Non è un Paese per giovani
La riduzione della platea dei potenziali genitori non è comunque dovuta a ragioni esclusivamente numeriche. Il documento ha infatti messo in luce anche l’esistenza di una correlazione inversamente proporzionale tra età e rischio di povertà, in quanto tale minaccia riguarda una persona su cinque oltre i 55 anni, una su quattro tra i 25 e i 54 e addirittura una su tre tra i 16 e i 24. Colpa anzitutto dell’evoluzione del mercato del lavoro, che rispetto al 2004 ha visto il tasso di occupazione dei 50-64enni crescere del 21% mentre quello dei 15-34enni calare del 7,3%. Tutti elementi che in realtà non stupiscono se si considera che, come si legge, «le voci della spesa pubblica italiana per i giovani non raggiungono i livelli degli altri Paesi, sia sul totale che in termini di Pil. Ad esempio per l’istruzione viene impiegata una percentuale inferiore di risorse rispetto alle maggiori economie europee: 4,1% del Pil in Italia contro il 5,2% in Francia, il 4,6% in Spagna, il 4,5% in Germania e il 4,8% della media dei paesi Ue27».

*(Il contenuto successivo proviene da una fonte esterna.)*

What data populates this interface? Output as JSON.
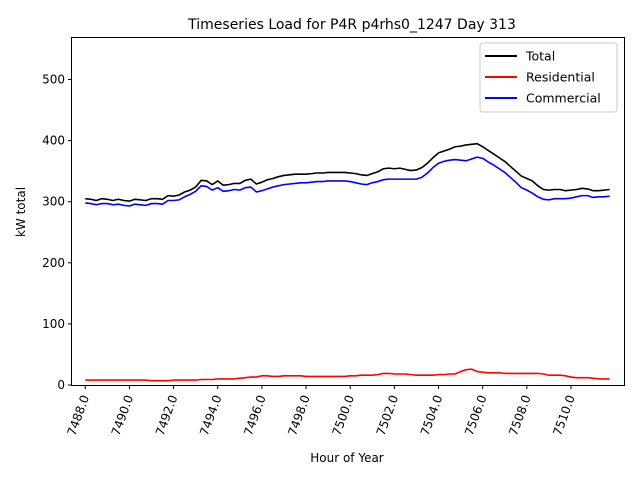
{
  "chart_data": {
    "type": "line",
    "title": "Timeseries Load for P4R p4rhs0_1247  Day 313",
    "xlabel": "Hour of Year",
    "ylabel": "kW total",
    "xlim": [
      7487.4,
      7512.4
    ],
    "ylim": [
      0,
      568
    ],
    "xticks": [
      7488,
      7490,
      7492,
      7494,
      7496,
      7498,
      7500,
      7502,
      7504,
      7506,
      7508,
      7510
    ],
    "xtick_labels": [
      "7488.0",
      "7490.0",
      "7492.0",
      "7494.0",
      "7496.0",
      "7498.0",
      "7500.0",
      "7502.0",
      "7504.0",
      "7506.0",
      "7508.0",
      "7510.0"
    ],
    "yticks": [
      0,
      100,
      200,
      300,
      400,
      500
    ],
    "ytick_labels": [
      "0",
      "100",
      "200",
      "300",
      "400",
      "500"
    ],
    "grid": false,
    "legend_position": "top-right",
    "x": [
      7488.0,
      7488.25,
      7488.5,
      7488.75,
      7489.0,
      7489.25,
      7489.5,
      7489.75,
      7490.0,
      7490.25,
      7490.5,
      7490.75,
      7491.0,
      7491.25,
      7491.5,
      7491.75,
      7492.0,
      7492.25,
      7492.5,
      7492.75,
      7493.0,
      7493.25,
      7493.5,
      7493.75,
      7494.0,
      7494.25,
      7494.5,
      7494.75,
      7495.0,
      7495.25,
      7495.5,
      7495.75,
      7496.0,
      7496.25,
      7496.5,
      7496.75,
      7497.0,
      7497.25,
      7497.5,
      7497.75,
      7498.0,
      7498.25,
      7498.5,
      7498.75,
      7499.0,
      7499.25,
      7499.5,
      7499.75,
      7500.0,
      7500.25,
      7500.5,
      7500.75,
      7501.0,
      7501.25,
      7501.5,
      7501.75,
      7502.0,
      7502.25,
      7502.5,
      7502.75,
      7503.0,
      7503.25,
      7503.5,
      7503.75,
      7504.0,
      7504.25,
      7504.5,
      7504.75,
      7505.0,
      7505.25,
      7505.5,
      7505.75,
      7506.0,
      7506.25,
      7506.5,
      7506.75,
      7507.0,
      7507.25,
      7507.5,
      7507.75,
      7508.0,
      7508.25,
      7508.5,
      7508.75,
      7509.0,
      7509.25,
      7509.5,
      7509.75,
      7510.0,
      7510.25,
      7510.5,
      7510.75,
      7511.0,
      7511.25,
      7511.5,
      7511.75
    ],
    "series": [
      {
        "name": "Total",
        "color": "#000000",
        "values": [
          305,
          304,
          302,
          305,
          304,
          302,
          304,
          302,
          301,
          304,
          303,
          302,
          305,
          305,
          304,
          310,
          309,
          311,
          316,
          319,
          324,
          335,
          334,
          328,
          334,
          327,
          328,
          330,
          330,
          335,
          337,
          329,
          332,
          336,
          338,
          341,
          343,
          344,
          345,
          345,
          345,
          346,
          347,
          347,
          348,
          348,
          348,
          348,
          347,
          346,
          344,
          343,
          346,
          349,
          354,
          355,
          354,
          355,
          353,
          351,
          352,
          356,
          363,
          372,
          380,
          383,
          386,
          390,
          391,
          393,
          394,
          395,
          390,
          384,
          378,
          372,
          366,
          358,
          350,
          342,
          338,
          334,
          326,
          320,
          319,
          320,
          320,
          318,
          319,
          320,
          322,
          321,
          318,
          318,
          319,
          320
        ]
      },
      {
        "name": "Residential",
        "color": "#ff0000",
        "values": [
          8,
          8,
          8,
          8,
          8,
          8,
          8,
          8,
          8,
          8,
          8,
          8,
          7,
          7,
          7,
          7,
          8,
          8,
          8,
          8,
          8,
          9,
          9,
          9,
          10,
          10,
          10,
          10,
          11,
          12,
          13,
          13,
          15,
          15,
          14,
          14,
          15,
          15,
          15,
          15,
          14,
          14,
          14,
          14,
          14,
          14,
          14,
          14,
          15,
          15,
          16,
          16,
          16,
          17,
          19,
          19,
          18,
          18,
          18,
          17,
          16,
          16,
          16,
          16,
          17,
          17,
          18,
          18,
          22,
          25,
          26,
          22,
          21,
          20,
          20,
          20,
          19,
          19,
          19,
          19,
          19,
          19,
          19,
          18,
          16,
          16,
          16,
          15,
          13,
          12,
          12,
          12,
          11,
          10,
          10,
          10
        ]
      },
      {
        "name": "Commercial",
        "color": "#0000ff",
        "values": [
          298,
          297,
          295,
          297,
          297,
          295,
          296,
          294,
          293,
          296,
          295,
          294,
          297,
          297,
          296,
          302,
          302,
          303,
          308,
          312,
          317,
          326,
          325,
          319,
          323,
          317,
          318,
          320,
          319,
          323,
          324,
          316,
          318,
          321,
          324,
          326,
          328,
          329,
          330,
          331,
          331,
          332,
          333,
          333,
          334,
          334,
          334,
          334,
          333,
          331,
          329,
          328,
          331,
          333,
          336,
          337,
          337,
          337,
          337,
          337,
          337,
          340,
          347,
          356,
          363,
          366,
          368,
          369,
          368,
          367,
          370,
          373,
          371,
          365,
          360,
          354,
          348,
          340,
          332,
          323,
          319,
          314,
          308,
          304,
          303,
          305,
          305,
          305,
          306,
          308,
          310,
          310,
          307,
          308,
          308,
          309
        ]
      }
    ]
  }
}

«Una questione di libertà»
«Il problema della natalità in Italia non è né una questione economica né culturale, ma di libertà – ha dichiarato alle agenzie di stampa il presidente della Fondazione per la Natalità Gigi De Palo –: non sono libere le coppie che vorrebbero avere un figlio o farne un altro, in Italia la nascita di un figlio è il secondo fattore di incidenza nella povertà; non sono libere le donne costrette ancora a scegliere tra maternità e carriera; non sono liberi i giovani, con il loro tasso di occupazione saldamente all'ultimo posto tra i Paesi dell'Unione Europea, precari nel lavoro e nella vita». Come tentare di risolvere il problema? «Abbiamo bisogno di un piano serio, duraturo e strutturale, con un obiettivo – ha scritto nel report lo stesso De Palo –. Lo hanno già fatto i francesi e i tedeschi con risultati sostenibili e misurabili. Questo non è più il tempo delle analisi, quelle le conosciamo, ma della sintesi, e dobbiamo anche sbrigarci. Ne va del futuro del nostro Paese».